DNA replication arrest leads to enhanced homologous recombination and cell death in meristems of rice OsRecQl4 mutants
1 Plant Genome Engineering Research Unit, National Institute of Agrobiological Sciences, 2-1-2 Kannondai, Tsukuba, Ibaraki, 305-8602, Japan
2 Functional Plant Research Unit, National Institute of Agrobiological Sciences, 2-1-2 Kannondai, Tsukuba, Ibaraki, 305-8602, Japan
3 Graduate School of Science and Engineering, Saitama University, 255 Shimo-okubo, Sakura, Saitama, 338-8570, Japan
4 Graduate School of Nanobioscience, Yokohama City University, 22-2, Seto, Kanazawa, Yokohama, 236-0027, Japan
5 Kihara Institute for Biological Research, Yokohama City University, 641-12 Maioka, Yokohama, 244-0813, Japan
Citation and License
BMC Plant Biology 2013, 13:62 doi:10.1186/1471-2229-13-62Published: 12 April 2013
Mammalian BLM helicase is involved in DNA replication, DNA repair and homologous recombination (HR). These DNA transactions are associated tightly with cell division and are important for maintaining genome stability. However, unlike in mammals, cell division in higher plants is restricted mainly to the meristem, thus genome maintenance at the meristem is critical. The counterpart of BLM in Arabidopsis (AtRecQ4A) has been identified and its role in HR and in the response to DNA damage has been confirmed. However, the function of AtRecQ4A in the meristem during replication stress has not yet been well elucidated.
We isolated the BLM counterpart gene OsRecQl4 from rice and analyzed its function using a reverse genetics approach. Osrecql4 mutant plants showed hypersensitivity to DNA damaging agents and enhanced frequency of HR compared to wild-type (WT) plants. We further analyzed the effect of aphidicolin—an inhibitor of S-phase progression via its inhibitory effect on DNA polymerases—on genome stability in the root meristem in osrecql4 mutant plants and corresponding WT plants.

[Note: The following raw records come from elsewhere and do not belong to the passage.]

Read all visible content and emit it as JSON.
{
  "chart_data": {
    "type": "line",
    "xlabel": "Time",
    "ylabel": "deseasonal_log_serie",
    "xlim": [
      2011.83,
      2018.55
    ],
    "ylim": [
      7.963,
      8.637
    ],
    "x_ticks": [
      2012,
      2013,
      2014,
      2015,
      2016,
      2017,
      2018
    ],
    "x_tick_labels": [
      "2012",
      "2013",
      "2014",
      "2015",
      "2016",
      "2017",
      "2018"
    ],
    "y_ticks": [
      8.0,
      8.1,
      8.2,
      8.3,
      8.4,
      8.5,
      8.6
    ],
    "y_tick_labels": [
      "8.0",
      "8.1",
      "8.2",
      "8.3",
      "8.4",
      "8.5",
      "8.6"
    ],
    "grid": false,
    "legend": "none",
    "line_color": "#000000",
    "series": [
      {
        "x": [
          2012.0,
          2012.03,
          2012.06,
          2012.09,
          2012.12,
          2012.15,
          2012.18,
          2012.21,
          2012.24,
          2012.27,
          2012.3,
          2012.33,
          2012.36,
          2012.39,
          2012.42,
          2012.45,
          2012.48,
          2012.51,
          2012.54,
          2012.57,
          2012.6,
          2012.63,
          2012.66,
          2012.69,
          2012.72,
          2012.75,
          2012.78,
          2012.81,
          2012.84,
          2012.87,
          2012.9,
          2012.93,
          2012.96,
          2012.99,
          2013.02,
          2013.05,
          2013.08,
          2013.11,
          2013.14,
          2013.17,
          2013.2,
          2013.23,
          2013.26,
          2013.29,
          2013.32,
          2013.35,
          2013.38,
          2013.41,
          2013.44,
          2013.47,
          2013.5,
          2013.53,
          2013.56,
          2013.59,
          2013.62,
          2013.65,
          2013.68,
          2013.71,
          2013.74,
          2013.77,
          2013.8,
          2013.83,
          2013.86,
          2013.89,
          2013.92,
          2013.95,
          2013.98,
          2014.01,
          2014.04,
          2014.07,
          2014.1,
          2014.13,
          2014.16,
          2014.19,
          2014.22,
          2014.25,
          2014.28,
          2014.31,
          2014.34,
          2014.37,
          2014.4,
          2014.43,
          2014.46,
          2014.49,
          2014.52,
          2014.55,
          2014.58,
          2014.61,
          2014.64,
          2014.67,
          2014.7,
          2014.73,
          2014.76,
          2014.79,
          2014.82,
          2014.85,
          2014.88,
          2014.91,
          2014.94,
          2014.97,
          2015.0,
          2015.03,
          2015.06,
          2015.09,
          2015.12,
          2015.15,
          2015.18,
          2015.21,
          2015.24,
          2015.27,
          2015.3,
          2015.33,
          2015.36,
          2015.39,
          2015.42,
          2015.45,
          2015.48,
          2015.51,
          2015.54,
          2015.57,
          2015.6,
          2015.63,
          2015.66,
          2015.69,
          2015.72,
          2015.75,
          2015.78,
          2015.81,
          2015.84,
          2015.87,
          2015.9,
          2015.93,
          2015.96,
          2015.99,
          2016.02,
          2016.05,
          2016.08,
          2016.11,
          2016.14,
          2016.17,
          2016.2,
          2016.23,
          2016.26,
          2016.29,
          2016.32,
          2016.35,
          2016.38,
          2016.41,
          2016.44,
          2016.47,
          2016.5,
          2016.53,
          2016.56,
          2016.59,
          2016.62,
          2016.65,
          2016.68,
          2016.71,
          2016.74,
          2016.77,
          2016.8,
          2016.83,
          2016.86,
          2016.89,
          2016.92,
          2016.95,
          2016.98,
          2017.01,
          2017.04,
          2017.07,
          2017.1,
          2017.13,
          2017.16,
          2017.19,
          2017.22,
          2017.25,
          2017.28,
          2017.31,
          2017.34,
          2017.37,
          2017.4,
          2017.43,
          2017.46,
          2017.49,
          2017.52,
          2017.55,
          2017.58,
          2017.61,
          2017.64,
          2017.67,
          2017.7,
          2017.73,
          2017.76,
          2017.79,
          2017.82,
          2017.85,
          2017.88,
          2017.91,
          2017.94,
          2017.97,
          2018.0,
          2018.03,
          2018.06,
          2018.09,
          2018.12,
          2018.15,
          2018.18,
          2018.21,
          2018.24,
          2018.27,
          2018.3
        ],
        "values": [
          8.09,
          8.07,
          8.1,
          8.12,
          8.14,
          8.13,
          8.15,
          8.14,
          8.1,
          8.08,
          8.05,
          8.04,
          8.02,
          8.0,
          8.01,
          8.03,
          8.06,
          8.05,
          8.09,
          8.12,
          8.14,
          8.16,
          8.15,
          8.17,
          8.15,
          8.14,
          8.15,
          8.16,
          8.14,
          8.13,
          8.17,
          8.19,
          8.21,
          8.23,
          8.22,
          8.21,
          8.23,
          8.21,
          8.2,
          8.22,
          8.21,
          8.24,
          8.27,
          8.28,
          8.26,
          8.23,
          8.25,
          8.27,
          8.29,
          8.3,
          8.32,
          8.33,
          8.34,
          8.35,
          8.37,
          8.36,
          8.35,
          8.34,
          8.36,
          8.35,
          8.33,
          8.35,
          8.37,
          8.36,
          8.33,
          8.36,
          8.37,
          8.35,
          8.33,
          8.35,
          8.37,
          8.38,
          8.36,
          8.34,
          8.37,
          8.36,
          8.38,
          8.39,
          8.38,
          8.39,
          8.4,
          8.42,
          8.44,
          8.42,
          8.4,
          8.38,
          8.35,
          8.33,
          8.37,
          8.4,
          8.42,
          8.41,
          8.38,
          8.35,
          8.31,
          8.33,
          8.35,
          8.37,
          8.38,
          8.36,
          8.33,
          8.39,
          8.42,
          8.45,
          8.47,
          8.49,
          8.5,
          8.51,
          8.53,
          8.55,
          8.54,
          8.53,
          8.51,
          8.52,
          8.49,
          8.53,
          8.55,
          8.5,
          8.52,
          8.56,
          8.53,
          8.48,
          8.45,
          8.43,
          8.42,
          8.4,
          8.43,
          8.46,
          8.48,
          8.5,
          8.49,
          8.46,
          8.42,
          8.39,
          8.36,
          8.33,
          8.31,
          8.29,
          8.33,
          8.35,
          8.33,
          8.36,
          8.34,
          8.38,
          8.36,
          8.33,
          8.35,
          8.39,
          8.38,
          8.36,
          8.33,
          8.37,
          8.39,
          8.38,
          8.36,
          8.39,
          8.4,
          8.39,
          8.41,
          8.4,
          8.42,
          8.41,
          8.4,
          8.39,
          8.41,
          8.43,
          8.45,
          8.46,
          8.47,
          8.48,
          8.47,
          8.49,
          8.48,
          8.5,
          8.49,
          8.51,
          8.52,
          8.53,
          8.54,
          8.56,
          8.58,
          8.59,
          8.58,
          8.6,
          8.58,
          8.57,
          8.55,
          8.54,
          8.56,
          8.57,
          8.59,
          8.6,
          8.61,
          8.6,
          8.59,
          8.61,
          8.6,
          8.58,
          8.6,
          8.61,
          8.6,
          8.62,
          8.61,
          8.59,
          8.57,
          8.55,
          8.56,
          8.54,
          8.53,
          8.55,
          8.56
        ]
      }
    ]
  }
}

The following effects were observed upon aphidicolin treatment: a) comet assay showed induction of DNA double-strand breaks (DSBs) in mutant plants, b) TUNEL assay showed enhanced DNA breaks at the root meristem in mutant plants, c) a recombination reporter showed enhanced HR frequency in mutant calli, d) propidium iodide (PI) staining of root tips revealed an increased incidence of cell death in the meristem of mutant plants.
These results demonstrate that the aphidicolin-sensitive phenotype of osrecql4 mutants was in part due to induced DSBs and cell death, and that OsRecQl4 plays an important role as a caretaker, maintaining genome stability during DNA replication stress in the rice meristem.